- President spoke with Brazilian newspapers, TVs, radios
- Government working on tax, social security reform, she said
Brazilian President Dilma Rousseff said her government will work on structural reforms, particularly changes to the tax code, social security and industry regulations, to help reverse the country’s budget deficit and slow above-target inflation.
Budget cuts worth almost 104 billion reais ($25.7 billion) in 2015 were not enough to make up for lost tax revenue during what is forecast to be Brazil’s worst recession in decades, Rousseff told reporters from Brazilian newspapers, TV and radio on Thursday. It was her first formal press conference of the year and was restricted to local media.
Asked about possible subsidies for construction companies and car makers, Rousseff pledged the government will do everything it can “to guarantee growth in some sectors” of the economy. State development bank BNDES needs to provide financial support to smaller, “fragile companies,” she said.

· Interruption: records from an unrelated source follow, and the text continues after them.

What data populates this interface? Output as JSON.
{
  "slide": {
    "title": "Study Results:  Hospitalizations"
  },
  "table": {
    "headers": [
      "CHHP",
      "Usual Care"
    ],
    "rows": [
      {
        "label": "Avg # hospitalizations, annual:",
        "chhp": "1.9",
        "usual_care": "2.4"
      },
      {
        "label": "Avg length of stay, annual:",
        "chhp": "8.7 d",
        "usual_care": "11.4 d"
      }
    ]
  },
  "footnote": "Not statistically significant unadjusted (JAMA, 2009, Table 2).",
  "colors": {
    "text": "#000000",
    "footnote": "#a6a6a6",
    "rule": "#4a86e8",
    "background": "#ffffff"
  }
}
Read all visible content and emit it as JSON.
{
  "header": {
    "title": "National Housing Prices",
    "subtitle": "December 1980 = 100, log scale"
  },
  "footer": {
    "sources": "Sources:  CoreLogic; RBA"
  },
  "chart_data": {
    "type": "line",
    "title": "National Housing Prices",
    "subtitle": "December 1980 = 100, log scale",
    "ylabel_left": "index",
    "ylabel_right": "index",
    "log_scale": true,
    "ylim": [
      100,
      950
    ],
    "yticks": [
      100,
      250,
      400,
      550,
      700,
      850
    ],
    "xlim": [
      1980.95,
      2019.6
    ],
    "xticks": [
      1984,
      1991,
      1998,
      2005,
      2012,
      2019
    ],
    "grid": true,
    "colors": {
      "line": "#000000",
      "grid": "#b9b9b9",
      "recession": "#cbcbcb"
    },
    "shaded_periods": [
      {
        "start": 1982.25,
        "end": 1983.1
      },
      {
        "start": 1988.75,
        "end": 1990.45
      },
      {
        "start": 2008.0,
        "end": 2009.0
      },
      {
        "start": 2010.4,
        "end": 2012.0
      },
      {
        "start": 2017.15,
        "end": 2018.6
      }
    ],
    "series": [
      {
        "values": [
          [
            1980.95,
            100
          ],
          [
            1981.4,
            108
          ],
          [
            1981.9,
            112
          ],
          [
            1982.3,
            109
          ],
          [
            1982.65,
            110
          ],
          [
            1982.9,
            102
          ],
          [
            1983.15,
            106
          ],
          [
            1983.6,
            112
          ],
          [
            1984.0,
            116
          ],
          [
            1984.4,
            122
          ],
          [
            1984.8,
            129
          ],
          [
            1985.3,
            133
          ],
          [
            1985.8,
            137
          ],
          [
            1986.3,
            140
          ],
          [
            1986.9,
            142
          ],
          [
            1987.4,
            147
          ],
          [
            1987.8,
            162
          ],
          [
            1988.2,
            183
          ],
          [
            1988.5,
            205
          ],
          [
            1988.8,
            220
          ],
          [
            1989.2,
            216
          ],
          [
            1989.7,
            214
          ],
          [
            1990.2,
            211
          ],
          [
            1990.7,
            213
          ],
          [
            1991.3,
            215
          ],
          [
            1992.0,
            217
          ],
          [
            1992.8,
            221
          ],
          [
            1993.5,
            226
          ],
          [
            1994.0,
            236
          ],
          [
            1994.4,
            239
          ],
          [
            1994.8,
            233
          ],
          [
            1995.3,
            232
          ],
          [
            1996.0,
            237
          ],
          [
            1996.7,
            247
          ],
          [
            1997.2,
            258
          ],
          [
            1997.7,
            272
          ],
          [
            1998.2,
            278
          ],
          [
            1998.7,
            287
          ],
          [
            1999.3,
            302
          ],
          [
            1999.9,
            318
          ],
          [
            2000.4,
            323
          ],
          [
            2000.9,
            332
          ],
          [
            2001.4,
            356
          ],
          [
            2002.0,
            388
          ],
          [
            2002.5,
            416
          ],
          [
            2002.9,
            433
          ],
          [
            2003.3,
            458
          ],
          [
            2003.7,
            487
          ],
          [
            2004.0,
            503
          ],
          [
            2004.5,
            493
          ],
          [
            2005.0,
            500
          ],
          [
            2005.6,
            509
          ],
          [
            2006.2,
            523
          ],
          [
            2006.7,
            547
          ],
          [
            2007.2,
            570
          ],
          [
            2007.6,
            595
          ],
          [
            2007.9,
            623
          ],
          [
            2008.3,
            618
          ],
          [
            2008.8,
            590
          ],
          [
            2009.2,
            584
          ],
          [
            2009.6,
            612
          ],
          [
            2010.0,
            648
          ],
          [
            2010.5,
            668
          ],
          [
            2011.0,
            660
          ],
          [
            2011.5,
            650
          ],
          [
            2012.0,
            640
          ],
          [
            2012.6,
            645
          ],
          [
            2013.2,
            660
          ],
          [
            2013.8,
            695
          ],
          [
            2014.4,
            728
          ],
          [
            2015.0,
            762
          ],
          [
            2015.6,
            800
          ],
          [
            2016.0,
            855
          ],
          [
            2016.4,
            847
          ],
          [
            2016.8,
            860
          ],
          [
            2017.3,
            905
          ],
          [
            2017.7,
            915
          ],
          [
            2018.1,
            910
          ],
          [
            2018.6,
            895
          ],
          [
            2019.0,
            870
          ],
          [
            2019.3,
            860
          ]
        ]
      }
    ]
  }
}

Rousseff’s approval ratings fell to record lows in 2015, the first year of her second term, as a political crisis and a massive corruption investigation exacerbated economic losses from falling commodity prices. Analysts forecast Brazil will end 2016 with inflation approaching 7 percent and an economic contraction of about 3 percent.
Rousseff reaffirmed her commitment to economic stability and the government’s fiscal goal, which includes reaching a primary budget surplus of 0.5 percent of GDP this year. The primary budget excludes payments on interest.
“Our objective is to return as much as possible to the center of the inflation target,” the president said. “Reestablishing fiscal balance is fundamental to reduce inflation.”
Rousseff declined to comment on Brazil’s benchmark interest rate, saying the central bank president is the only person in the government who should talk about monetary policy.